The focus on lower administration fees aims to maintain pressure on funds to be as efficient as possible, which is fair. However, the focus on total fees (once again) emphasises the focus on lower fees. As it is a peer relative measure, funds with higher fees will always be in a negative position. However, high investment management fees in themselves are not a bad thing if they deliver superior investment performance (shown by the net investment return), so the total fees outcome needs to be assessed alongside the net investment return measures. Indeed, some of the results show funds with the highest fees have delivered the best results after fees.
3. Sustainability
There are three so-called ‘sustainability’ metrics - adjusted total accounts growth rate, net cash flow ratio and the net rollover ratio. While I understand the focus on cash flow and other metrics for a fund, it is not clear to me whether these are really a measure of fund performance, or of a fund’s health. Simply because a fund is in cash outflow does not make it a poor performer, rather that it is a reflection of its member base.

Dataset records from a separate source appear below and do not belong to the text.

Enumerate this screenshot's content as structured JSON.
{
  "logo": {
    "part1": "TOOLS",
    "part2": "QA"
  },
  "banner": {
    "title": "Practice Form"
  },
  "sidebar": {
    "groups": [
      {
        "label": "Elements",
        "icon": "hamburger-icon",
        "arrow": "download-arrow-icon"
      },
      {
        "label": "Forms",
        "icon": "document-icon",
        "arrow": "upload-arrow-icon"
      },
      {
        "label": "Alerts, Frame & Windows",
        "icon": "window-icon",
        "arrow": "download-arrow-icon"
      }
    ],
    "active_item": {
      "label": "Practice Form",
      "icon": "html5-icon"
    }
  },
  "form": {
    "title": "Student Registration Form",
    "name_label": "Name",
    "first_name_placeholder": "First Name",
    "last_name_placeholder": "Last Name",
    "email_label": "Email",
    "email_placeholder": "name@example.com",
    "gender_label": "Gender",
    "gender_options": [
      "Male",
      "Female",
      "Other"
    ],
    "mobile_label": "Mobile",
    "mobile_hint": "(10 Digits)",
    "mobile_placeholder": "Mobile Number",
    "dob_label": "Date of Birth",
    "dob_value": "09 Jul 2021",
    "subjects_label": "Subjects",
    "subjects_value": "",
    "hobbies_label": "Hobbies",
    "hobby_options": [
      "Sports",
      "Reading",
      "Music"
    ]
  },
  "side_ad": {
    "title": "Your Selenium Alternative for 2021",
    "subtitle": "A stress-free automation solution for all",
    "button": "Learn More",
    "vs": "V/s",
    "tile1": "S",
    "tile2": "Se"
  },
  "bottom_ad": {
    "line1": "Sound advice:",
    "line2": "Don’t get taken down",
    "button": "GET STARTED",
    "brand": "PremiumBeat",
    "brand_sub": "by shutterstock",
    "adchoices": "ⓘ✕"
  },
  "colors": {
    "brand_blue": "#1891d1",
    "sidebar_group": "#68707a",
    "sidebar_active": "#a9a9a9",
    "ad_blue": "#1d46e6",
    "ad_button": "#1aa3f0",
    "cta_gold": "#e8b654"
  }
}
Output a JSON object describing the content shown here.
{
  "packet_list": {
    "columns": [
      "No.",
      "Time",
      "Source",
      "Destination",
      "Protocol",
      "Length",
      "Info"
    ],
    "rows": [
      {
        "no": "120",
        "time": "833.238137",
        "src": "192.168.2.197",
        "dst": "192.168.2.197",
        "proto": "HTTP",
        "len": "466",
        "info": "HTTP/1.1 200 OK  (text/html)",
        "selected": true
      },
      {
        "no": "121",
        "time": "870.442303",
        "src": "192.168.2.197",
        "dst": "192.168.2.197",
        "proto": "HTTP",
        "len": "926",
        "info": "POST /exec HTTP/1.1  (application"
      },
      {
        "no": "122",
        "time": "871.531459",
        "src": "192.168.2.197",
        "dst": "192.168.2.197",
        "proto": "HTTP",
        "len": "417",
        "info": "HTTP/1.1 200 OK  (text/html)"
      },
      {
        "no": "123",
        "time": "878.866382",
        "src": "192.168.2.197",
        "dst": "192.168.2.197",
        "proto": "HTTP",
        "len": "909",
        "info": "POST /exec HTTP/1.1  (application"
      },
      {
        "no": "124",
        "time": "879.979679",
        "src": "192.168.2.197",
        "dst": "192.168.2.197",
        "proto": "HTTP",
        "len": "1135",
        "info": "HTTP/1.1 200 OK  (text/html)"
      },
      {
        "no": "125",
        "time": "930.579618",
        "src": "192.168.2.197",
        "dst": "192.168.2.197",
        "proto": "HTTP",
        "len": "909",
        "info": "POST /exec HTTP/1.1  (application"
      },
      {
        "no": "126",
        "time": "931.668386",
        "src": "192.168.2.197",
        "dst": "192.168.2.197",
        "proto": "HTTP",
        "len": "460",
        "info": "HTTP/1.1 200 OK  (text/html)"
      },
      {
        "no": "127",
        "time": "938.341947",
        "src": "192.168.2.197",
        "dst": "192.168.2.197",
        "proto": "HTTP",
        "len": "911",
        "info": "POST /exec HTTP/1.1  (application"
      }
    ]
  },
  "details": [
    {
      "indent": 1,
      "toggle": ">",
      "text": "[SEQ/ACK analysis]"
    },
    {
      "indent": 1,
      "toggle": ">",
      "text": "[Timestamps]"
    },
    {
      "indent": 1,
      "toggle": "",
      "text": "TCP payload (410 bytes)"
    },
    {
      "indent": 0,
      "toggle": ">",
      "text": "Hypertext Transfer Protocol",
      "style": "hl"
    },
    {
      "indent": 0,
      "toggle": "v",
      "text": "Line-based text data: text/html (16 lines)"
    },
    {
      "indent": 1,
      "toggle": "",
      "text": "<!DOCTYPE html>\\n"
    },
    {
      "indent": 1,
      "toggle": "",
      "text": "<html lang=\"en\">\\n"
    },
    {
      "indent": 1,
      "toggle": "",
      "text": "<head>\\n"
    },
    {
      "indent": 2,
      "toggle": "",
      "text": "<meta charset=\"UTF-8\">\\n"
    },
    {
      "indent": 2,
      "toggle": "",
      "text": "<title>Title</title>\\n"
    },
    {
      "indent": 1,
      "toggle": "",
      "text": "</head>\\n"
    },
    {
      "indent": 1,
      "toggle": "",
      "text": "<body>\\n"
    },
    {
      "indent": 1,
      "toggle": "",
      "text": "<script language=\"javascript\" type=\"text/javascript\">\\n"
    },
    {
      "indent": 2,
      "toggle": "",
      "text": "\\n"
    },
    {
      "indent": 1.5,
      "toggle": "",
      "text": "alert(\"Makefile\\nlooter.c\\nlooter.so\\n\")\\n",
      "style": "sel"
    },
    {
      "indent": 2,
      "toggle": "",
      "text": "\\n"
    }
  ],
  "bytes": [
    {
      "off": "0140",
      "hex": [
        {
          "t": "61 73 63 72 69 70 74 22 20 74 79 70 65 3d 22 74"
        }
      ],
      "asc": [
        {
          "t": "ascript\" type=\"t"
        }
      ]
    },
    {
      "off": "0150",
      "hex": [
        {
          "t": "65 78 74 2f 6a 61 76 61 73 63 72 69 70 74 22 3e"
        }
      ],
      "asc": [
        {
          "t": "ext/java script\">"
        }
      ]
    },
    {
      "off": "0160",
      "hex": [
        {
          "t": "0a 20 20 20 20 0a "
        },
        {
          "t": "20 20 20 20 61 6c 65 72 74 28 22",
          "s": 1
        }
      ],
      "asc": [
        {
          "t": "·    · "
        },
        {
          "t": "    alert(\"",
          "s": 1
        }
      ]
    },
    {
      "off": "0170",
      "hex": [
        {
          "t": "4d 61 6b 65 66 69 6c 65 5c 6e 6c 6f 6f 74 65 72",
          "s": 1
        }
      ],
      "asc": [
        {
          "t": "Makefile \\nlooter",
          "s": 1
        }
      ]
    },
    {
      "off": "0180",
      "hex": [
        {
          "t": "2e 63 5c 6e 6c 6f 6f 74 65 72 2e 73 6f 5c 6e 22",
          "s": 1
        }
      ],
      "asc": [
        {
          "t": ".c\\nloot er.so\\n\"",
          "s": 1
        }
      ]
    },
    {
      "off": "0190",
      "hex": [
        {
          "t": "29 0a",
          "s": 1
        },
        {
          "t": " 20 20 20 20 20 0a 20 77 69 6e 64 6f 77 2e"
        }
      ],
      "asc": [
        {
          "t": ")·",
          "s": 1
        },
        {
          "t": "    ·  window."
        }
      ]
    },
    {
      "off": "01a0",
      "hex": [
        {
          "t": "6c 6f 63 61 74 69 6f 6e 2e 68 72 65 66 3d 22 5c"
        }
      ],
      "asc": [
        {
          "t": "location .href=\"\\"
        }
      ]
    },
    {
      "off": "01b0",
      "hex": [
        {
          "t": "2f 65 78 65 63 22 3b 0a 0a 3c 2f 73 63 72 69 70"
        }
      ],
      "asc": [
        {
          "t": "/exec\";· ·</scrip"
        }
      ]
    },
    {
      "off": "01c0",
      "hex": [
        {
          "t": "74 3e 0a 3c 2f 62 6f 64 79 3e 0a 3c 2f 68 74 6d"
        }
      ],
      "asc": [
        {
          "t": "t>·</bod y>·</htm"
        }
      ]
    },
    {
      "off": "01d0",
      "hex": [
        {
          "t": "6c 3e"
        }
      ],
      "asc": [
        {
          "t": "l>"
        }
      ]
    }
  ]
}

Should APRA have gone public?
APRA believes the MySuper heatmap provides a major enhancement to industry transparency and that it gives stakeholders credible, clear and comparable insights. This might be ambitious given the data is delivered in a spreadsheet which many retail users will find hard to navigate.
However, from the perspective of providing an improved comparison of investment performance, the heatmap approach is an improvement, through its use of a consistent methodology for all funds, by comparing funds on a like-with-like basis. There is scope for further improvement, using longer time periods, improved delineation of growth and defensive assets, and adding a measure of drawdown risk for investment performance.
From an overall perspective my concern is how the heatmap will be used. Ever on the outlook for a story, the media will focus on underperforming funds. How will members and trustees of these funds react? If they vote with their feet and exercise their right to switch funds, those funds will arguably be placed in an even worse position, potentially harming remaining members. In the extreme, fund liquidity could be compromised.
Whether APRA and the industry would be better served using the review outcome to privately pressure funds that rate poorly, rather than going public as has been the case, remains to be seen.
Phil Graham is an independent board member and investment consultant. Until August 2018 he was Deputy Chief Investment Officer with Mercer. Some of this article was written using the previous November 2019 APRA Information Paper.